We are hoping to visit another dome in NC, to let our foreman see details. For something this different from his past experience, looking at another should help him see the direction he needs to go.
One wet and cold day was spent putting insulation under the front half of Sharon’s house. We think it has helped with the heat pump running less. We’ll be more comfortable as winter settles in. It has been nice to be able to have the crew work on other things as filler work.
We are now gaining vertical dimensions! It is exciting to see walls starting. In this cottage, there are 5 foot high risers before the dome triangles start to slope to the center. This allows more usable floor space at the edges. There are 3 large panels, in the picture you can see the kitchen and living room are up, with the crew working on the bedroom panel. In between will be the entryways. In these will be the locally purchased doors and windows (cheaper than custom and shipped from the dome company – they design it for savings this way). It will be more work for the construction crew, but mostly standard framing for this. They will be applying the steel mesh and concrete around the doors and windows, over the foam pieces. Once the first panels are up and set, there will be a wooden framework built to temporarily hold the structure as each tier is placed and mortared and allowed to cure. Once it is done, no interior walls are load bearing.
As seen in the next picture, we are getting supplies ready to mix the mortar, lots of sand and some of the cement we’ll need.
I spent most of a week back in Roanoke, voted, packed winter clothes and more things I need, and met with someone who might move into the guest bedroom this winter. So, I also spent time de-cluttering and cleaning. I ended leaving late afternoon and driving back in the dark. The big advantage I found was lack of traffic, even few big trucks on I-81 for a change.
On my way up to Roanoke, I drove I-26 through NC and TN, spotted a lot of the snow that came with Hurricane Sandy. It was plowed and only at the highest elevations, but I still got a white chemical film on my car. I think my car gets washed more in winter than in summer.
Unfortunately, my construction crew has had a bout of serious illness, including pneumonia. It has allowed the slab to fully cure, and they should be ready to start the shell on Monday. It looks like we might be getting a young woman to work on it – she needs the job and the crew needs a fourth worker for the shell. It is good to help someone who we expect to be a good worker.
The big project in Sharon’s house is flea abatement – some rode home with the dogs a few weeks ago and have spread to the cats, too. We are trying various things, and researching online to find the best solution. At least the furry beasts are the only targets, no humans seem to have been bitten. This weekend is the next round of washing, sweeping, treating, and hoping for an end. We did read that fleas easily overwinter outdoors and that they live a lot longer than we realized, so the dog yard will be treated beyond waiting for a freeze.
My curtainless back bedroom faces the build site in the back meadow. I was rather surprised when a vehicle and a concrete truck pulled up well before 7, while it was still pitch black outside. We had not been told of the intended start time.
The pour started promptly, by the light of several vehicles’ headlights, tho it was light by the time I made it outside.

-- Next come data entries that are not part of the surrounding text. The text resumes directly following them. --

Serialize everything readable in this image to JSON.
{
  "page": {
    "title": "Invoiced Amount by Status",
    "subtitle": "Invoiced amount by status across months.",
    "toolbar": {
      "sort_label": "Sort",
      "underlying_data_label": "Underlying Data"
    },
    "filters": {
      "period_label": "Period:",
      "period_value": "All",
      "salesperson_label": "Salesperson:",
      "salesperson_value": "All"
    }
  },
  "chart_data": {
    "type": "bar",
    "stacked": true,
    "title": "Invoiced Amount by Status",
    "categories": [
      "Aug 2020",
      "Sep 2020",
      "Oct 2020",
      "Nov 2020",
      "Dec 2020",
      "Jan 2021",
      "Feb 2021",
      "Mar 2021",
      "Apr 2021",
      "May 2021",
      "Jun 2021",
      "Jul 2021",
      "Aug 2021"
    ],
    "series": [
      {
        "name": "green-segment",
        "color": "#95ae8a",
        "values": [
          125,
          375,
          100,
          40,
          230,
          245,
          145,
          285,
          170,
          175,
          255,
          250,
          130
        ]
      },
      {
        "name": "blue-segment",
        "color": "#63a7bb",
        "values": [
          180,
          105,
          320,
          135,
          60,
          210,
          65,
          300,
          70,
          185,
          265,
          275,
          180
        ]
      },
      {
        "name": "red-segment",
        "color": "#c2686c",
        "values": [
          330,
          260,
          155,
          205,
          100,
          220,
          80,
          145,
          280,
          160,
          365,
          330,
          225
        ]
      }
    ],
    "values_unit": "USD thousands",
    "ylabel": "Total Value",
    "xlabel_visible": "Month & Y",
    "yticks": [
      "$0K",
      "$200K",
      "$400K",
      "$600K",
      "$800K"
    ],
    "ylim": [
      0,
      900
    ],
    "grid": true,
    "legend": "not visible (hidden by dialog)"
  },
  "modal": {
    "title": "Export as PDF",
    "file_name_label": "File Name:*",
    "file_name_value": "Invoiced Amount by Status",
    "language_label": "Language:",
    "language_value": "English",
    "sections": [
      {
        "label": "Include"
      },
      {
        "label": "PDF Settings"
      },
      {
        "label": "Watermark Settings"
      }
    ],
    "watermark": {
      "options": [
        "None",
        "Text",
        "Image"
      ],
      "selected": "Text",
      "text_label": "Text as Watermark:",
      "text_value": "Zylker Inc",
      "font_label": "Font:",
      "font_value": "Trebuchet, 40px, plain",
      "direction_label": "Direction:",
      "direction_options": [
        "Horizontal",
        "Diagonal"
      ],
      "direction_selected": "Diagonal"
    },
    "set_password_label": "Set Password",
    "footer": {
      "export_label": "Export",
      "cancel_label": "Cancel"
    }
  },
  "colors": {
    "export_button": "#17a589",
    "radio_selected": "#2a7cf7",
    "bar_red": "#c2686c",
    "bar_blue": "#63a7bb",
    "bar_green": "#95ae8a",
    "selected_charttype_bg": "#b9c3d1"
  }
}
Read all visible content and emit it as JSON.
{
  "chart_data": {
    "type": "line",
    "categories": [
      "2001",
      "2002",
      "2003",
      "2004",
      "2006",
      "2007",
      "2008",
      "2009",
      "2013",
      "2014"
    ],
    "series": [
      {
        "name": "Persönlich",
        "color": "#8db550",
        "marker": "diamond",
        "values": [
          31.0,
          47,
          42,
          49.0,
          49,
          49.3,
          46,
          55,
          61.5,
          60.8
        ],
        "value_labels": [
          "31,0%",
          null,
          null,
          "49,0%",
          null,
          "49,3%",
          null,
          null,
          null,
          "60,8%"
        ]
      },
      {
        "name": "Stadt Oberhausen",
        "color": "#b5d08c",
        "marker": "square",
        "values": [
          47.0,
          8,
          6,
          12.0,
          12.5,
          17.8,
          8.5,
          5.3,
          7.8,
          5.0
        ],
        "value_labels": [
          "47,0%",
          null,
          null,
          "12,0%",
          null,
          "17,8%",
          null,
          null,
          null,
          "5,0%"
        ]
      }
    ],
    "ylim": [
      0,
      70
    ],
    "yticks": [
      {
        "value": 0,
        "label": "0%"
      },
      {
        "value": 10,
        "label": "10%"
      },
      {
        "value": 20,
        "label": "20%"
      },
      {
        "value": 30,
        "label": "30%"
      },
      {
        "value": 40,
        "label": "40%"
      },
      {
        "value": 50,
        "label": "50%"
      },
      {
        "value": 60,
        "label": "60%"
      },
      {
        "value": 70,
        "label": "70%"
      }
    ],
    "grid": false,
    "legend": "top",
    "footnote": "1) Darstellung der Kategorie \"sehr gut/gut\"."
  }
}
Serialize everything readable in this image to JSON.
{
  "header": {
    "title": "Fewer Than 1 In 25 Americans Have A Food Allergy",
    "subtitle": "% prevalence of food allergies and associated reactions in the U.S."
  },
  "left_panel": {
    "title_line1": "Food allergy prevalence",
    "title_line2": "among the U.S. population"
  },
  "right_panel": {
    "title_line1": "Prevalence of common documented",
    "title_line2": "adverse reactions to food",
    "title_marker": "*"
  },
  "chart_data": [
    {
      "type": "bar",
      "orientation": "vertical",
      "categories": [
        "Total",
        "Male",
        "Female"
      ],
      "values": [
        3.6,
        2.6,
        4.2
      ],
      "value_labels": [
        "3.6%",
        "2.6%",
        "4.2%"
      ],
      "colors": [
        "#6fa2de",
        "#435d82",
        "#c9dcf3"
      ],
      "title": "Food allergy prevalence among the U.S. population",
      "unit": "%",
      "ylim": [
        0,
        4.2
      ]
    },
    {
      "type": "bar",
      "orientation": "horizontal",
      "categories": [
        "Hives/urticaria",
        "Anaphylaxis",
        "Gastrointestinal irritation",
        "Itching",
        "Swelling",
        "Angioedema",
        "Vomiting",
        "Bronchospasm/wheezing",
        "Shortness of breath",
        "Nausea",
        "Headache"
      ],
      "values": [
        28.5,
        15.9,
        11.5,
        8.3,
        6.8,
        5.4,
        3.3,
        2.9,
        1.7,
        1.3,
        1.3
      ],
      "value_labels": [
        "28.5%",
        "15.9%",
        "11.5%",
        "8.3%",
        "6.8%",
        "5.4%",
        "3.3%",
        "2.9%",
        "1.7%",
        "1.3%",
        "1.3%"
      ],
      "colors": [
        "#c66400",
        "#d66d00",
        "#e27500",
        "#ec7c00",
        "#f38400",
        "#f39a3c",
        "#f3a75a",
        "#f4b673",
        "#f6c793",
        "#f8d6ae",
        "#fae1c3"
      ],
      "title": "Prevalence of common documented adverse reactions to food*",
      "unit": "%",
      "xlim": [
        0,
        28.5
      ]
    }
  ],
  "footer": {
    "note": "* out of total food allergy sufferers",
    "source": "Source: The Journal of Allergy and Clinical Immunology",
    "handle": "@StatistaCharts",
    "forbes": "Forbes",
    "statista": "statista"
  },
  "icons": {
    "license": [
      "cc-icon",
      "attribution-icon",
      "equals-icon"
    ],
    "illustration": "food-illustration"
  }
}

The pour and initial smoothing went quite rapidly. Our foreman was quite proud that we had exactly the right amount of yardage for the slab and a drainage fix in the front of the house.
The concrete finishers will return later today for the finishing touches. Donna plans to use the polished concrete as her floor, with an epoxy coating.
I had our crew install curtain rods in my bedroom before they left today. I should prefer not to be discovered while still abed.